Project ALIVE was founded by the European Society of Veterinary Endocrinology (ESVE) in 2016 and endorsed by the Society for Comparative Endocrinology (SCE) in 2017.
It aims to expand the function of both societies by creating a common voice within veterinary endocrinology.
Specifically the project focuses on creating agreement over the definition of common terminology as well as certain "hot topics" within our field.
A common language will help both in clinical and research practice; among its advantages, it enables comparison of clinical and research results, as well as setting of clinical standards. Creating a common language is therefore desperately needed and fully within the remit of both societies' constitutions.

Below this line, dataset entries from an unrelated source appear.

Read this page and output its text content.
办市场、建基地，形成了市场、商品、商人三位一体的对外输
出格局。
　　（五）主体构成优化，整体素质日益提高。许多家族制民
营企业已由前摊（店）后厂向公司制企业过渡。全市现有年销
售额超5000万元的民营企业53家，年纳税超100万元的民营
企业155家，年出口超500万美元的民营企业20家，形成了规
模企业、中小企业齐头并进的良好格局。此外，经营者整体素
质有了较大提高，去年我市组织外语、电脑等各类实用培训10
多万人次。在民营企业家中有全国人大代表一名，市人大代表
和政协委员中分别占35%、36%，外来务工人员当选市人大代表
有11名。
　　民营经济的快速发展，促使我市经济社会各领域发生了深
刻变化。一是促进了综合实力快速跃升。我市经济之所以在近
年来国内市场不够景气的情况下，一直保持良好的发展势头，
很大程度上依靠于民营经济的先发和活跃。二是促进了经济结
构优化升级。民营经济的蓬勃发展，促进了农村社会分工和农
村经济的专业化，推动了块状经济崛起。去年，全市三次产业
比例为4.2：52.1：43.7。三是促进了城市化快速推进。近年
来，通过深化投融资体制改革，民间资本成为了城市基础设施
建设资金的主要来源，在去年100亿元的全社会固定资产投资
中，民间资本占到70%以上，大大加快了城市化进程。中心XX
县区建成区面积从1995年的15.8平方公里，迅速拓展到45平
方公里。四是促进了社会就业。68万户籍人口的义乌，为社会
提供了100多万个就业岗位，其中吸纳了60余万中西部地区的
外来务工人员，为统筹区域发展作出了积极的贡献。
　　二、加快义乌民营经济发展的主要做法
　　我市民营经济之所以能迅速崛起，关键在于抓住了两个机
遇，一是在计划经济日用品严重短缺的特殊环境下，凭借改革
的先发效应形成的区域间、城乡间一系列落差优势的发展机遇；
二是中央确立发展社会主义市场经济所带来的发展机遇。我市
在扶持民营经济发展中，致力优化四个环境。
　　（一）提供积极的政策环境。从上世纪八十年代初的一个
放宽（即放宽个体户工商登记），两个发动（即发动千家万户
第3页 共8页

Project ALIVE will aim to tackle the terminology of one endocrinopathy every year, as well as one "hot topic". In addition, previous ALIVE definitions and "hot topic" responses can be revisited each year and can therefore evolve over time.
Each cycle an ALIVE panel will be set up from volunteers from the membership of both societies. The panels will consist of a mix of academics, as well as those in private practice, and will include some key opinion leaders. This mix of the panel is essential in order to create a draft document of definitions that are both scientifically as sound as possible, as well as achievable in daily practice.
After the panel discussions, the draft document will be shown to both memberships with a view to ask for endorsement.
A majority endorsement (>50%) would enable the definitions to become the official ALIVE-approved definition and can from then on forward be referred to as such in any publication or in clinical practice.
Once agreed, all members are encouraged to use these ALIVE definitions in research and practice.
Please note that we encourage you to endorse if you do not feel strongly opposed to the statement. Currently we have no consensus and therefore no uniform voice that can help colleagues in practice. ALIVE statements and definitions were created after weeks of intense debate of the entire panel. They often aim to create more clarity in confusing areas and would therefore help colleagues practise better endocrine practice. By definition consensus statements do not reflect any one individual's ideal opinion; nevertheless, agreement and therefore a uniform message we can share with colleagues is better than the current situation, where we have no agreement and therefore only confusion. A uniformly endorsed statement enables our societies to create clarity for those colleagues who perhaps lack the experience, time to gain insight or confidence to understand the current state of affairs. If you choose to endorse the ALIVE statement, you can still make comments on how you think the statement could be improved - these comments will go forward for consideration in subsequent ALIVE meetings.
In short, the ALIVE project is as much a political process as it is a scientific one.
Thank you for being part of project ALIVE - let's create a common language to achieve our common goal - improved welfare of patients with endocrine disease.